Foreign portfolio investors (FPIs) have shifted from being net buyers to net sellers in Indian markets as their buying momentum decreased at the beginning of the new fiscal year 2024-25 (FY25). This shift comes after they reported significant inflows in the previous fiscal year. However, experts are uncertain about the continuity of these inflows due to the likelihood of elevated US bond yields and a sharp increase in US core inflation.

According to data from the National Securities Depository Ltd (NSDL), FPIs have sold Indian equities worth ₹6,304 crore, resulting in a total outflow of ₹13,144 crore as of April 26, considering debt, hybrid, debt-VRR, and equities. The total debt outflows for this month amount to ₹10,640 crore.

Dr. V K Vijayakumar, Chief Investment Strategist at Geojit Financial Services, noted, “In April until the 26th, FPI equity selling amounted to ₹6,304 crore. In the cash market during this period, equity selling reached ₹20,525 crore. There is also a trend of renewed selling in the debt market.”

The primary reason for this renewed selling by FPIs in both equity and debt markets is the continuous increase in US bond yields. The 10-year bond yield currently stands at around 4.7%, which is appealing to foreign investors. Additionally, the latest core CPI inflation in the US rose to 3.7%, exceeding expectations of 3.4%. This indicates that the likelihood of early rate cuts by the Federal Reserve is diminishing. Dr. V K Vijayakumar stated that high yields will lead to more FPI outflows in both equity and debt markets. However, the positive news is that FPI selling in the equity markets is being absorbed by DIIs, HNIs, and retail investors, which could potentially limit the FPI selling trend.

In March 2024, FPIs invested ₹35,098 crore in Indian equities, marking the highest inflows in the first three months of the year. Despite high US bond yields, FPI outflows decreased in February, with a net buying position by the end of the month. In February, there was an inflow of ₹1,539 crore into Indian equities, while debt market investments rose to ₹22,419 crore on top of the ₹19,836 crore bought in January.

The inclusion of government bonds into JPMorgan and Bloomberg debt indices attracted foreign fund inflows into the debt markets. After a selling streak in November 2023, FPIs turned into massive sellers in January 2024. However, the inflow intensified in December due to strong global cues, leading to foreign fund inflows into emerging markets like India.

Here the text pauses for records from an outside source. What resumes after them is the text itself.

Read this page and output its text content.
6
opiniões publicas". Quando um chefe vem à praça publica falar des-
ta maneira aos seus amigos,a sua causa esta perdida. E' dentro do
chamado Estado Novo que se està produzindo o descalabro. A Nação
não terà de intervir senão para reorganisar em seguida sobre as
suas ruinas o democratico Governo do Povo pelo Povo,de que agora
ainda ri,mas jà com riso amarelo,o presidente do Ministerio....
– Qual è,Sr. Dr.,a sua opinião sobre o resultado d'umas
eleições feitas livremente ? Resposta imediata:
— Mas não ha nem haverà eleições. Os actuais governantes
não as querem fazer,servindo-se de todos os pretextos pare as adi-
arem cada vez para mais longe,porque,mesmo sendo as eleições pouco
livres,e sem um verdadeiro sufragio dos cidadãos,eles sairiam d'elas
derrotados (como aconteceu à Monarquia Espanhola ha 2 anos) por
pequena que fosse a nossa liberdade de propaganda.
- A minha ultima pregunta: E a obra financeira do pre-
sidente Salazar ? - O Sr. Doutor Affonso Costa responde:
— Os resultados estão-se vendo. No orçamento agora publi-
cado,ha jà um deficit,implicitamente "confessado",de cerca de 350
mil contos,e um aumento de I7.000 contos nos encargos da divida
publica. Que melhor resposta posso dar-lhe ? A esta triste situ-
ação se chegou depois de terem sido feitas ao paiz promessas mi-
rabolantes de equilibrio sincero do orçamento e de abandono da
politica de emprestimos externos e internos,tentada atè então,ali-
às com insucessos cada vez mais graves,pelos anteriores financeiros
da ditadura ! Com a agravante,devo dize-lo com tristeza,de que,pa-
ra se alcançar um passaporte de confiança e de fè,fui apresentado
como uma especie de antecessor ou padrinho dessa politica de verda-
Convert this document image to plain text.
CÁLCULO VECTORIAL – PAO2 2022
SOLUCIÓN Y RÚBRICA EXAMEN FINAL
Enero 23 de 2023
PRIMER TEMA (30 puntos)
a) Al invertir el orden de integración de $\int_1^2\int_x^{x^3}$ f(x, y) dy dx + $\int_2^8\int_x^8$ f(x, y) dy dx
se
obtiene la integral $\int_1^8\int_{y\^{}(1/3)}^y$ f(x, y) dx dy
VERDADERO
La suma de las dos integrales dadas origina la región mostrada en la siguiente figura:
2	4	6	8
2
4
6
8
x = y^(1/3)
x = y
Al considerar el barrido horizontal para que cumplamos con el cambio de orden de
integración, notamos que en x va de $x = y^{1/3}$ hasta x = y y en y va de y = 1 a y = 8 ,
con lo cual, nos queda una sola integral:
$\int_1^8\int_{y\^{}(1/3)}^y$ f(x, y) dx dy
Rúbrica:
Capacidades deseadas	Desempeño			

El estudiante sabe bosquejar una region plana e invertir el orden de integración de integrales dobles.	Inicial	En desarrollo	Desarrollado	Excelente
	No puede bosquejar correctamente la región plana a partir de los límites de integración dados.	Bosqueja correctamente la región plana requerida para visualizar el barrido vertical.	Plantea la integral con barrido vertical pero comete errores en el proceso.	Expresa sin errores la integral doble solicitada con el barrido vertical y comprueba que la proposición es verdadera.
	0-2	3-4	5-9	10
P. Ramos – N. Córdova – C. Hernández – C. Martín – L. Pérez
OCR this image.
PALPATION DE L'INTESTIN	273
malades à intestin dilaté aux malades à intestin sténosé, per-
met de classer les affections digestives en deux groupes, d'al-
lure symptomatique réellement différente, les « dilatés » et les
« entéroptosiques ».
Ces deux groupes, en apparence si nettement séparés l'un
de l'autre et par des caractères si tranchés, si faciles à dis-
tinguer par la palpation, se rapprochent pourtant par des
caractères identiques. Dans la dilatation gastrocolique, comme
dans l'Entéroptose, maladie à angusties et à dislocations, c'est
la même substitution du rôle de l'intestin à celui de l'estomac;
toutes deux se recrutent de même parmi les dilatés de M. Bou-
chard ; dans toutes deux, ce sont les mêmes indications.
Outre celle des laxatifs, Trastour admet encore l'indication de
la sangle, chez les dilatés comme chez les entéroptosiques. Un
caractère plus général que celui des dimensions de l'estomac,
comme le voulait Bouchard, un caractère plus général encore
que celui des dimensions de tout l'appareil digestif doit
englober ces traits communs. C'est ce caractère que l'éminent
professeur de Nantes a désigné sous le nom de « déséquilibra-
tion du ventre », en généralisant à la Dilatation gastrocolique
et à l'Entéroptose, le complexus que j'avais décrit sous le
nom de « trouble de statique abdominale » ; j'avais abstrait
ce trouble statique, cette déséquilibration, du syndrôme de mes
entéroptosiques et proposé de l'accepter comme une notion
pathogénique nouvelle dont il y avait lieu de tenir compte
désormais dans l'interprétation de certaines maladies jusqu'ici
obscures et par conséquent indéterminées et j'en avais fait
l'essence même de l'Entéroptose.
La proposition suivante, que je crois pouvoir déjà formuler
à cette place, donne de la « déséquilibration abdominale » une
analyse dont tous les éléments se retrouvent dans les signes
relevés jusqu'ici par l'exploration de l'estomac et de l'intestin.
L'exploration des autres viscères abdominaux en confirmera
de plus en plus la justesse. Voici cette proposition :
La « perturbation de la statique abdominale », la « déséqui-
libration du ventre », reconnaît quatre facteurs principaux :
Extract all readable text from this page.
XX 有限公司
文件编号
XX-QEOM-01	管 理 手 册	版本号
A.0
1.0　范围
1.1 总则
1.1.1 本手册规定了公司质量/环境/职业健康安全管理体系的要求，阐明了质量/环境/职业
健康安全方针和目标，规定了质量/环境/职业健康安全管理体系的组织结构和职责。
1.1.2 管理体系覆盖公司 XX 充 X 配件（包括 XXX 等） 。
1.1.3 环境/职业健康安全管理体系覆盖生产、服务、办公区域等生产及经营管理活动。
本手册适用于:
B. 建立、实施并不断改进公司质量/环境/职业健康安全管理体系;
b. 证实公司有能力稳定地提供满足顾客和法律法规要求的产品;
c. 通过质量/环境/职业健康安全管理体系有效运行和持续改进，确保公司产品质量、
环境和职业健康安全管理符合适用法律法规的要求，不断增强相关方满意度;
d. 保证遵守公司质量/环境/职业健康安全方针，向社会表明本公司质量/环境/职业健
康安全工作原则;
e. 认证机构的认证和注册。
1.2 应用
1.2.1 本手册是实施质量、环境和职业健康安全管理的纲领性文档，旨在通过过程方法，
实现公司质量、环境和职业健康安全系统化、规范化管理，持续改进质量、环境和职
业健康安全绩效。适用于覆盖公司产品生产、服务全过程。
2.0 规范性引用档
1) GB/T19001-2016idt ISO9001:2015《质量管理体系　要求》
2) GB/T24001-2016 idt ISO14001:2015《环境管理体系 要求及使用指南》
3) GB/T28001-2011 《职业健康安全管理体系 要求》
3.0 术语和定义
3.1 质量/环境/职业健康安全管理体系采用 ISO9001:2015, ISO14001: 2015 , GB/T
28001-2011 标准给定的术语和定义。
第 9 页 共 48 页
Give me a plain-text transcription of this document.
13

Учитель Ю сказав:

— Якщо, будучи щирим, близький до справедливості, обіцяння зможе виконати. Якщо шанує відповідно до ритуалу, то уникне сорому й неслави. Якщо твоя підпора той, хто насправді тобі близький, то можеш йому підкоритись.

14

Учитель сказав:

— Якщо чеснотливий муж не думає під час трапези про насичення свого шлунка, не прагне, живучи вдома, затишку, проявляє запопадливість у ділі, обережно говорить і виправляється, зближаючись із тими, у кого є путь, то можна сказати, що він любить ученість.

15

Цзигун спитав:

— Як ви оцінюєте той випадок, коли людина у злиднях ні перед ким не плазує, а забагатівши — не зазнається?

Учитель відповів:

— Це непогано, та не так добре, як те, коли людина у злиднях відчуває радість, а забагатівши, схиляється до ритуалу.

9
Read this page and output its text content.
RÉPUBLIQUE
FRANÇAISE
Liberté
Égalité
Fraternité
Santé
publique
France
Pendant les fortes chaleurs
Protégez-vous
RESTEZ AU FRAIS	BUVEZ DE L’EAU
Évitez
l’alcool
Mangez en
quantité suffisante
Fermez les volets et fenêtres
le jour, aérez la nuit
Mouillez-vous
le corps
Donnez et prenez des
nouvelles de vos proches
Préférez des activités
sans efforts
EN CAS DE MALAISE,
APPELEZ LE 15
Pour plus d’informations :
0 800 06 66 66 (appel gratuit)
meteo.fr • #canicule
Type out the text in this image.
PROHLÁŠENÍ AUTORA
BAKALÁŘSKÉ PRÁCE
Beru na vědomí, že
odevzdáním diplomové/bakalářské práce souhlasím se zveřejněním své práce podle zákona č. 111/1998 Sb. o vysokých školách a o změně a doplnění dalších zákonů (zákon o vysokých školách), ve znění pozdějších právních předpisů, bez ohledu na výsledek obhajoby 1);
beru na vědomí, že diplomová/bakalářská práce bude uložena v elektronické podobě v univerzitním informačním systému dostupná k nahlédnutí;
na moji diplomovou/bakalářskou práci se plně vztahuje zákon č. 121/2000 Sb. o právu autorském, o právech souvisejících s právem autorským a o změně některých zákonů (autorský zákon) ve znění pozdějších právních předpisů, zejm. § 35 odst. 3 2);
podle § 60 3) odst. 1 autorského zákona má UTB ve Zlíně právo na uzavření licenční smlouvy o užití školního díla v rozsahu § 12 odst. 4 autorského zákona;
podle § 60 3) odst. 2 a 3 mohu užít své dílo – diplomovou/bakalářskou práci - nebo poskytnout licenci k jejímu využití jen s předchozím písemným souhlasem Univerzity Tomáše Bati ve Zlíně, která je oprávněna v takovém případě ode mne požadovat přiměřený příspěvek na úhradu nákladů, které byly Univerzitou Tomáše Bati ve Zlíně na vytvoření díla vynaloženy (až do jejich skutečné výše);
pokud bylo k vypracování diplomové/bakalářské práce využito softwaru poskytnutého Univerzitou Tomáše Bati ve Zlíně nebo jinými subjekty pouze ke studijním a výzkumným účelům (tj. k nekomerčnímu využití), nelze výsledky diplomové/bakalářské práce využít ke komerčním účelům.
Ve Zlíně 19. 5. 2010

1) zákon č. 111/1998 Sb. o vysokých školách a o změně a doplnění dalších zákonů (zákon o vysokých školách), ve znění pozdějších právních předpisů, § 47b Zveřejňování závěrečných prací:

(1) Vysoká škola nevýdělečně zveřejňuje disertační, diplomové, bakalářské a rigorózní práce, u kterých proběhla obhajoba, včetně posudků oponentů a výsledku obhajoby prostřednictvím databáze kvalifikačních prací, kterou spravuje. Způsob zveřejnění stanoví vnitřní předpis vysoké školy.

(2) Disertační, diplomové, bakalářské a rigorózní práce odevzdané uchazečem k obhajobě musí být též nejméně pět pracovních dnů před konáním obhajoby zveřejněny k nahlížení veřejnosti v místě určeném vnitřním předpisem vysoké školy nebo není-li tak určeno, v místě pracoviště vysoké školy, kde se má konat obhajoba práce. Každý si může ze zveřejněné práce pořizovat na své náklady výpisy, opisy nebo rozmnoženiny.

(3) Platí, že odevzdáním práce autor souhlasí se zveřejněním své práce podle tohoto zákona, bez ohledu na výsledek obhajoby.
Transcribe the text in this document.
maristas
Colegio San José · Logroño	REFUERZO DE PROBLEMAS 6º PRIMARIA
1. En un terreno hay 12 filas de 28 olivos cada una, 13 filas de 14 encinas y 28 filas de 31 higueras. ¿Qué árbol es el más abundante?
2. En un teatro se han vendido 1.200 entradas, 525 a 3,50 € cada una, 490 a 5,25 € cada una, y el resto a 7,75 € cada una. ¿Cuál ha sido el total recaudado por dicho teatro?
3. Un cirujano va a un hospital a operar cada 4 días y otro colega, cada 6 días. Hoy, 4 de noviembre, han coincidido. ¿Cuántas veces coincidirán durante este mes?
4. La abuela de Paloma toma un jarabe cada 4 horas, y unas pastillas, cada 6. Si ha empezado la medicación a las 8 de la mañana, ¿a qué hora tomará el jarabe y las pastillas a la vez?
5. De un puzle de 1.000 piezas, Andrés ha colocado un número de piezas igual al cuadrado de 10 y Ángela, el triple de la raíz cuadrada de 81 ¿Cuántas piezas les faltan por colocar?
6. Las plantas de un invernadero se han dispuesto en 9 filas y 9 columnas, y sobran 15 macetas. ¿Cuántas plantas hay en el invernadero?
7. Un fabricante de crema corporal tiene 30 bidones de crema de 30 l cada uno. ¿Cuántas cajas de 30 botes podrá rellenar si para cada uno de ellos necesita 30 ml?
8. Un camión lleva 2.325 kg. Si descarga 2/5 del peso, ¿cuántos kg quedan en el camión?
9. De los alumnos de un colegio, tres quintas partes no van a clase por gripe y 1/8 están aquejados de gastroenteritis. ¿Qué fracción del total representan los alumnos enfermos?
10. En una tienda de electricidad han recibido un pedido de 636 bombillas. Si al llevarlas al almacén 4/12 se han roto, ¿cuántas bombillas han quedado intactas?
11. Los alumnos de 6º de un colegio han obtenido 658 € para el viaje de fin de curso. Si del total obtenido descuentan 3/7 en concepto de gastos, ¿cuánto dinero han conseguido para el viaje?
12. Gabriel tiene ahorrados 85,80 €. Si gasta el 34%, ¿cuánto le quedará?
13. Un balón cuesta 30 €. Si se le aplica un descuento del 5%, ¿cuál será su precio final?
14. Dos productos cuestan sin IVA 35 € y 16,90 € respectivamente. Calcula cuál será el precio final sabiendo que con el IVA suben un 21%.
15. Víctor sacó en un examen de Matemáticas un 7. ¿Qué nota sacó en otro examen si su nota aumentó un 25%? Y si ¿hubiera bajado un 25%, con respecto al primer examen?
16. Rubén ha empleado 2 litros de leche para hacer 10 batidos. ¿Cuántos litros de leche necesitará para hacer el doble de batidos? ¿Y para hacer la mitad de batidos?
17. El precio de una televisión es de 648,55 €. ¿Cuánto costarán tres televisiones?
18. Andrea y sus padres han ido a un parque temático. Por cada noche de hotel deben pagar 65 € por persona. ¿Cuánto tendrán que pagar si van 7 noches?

Throughout 2023, FPIs bought ₹1.71 lakh crore in Indian equities and a total inflow of ₹2.37 lakh crore across debt, hybrid, debt-VRR, and equities. FPIs’ net investment in the Indian debt market was ₹68,663 crore in 2023. Only four months in 2023 saw net FPI outflows from Indian equities, while May, June, and July recorded FPI inflows above ₹43,800 crore.

It is important to note that the views and recommendations mentioned above are those of individual analysts or broking companies and not of Mint. Investors are advised to consult with certified experts before making any investment decisions.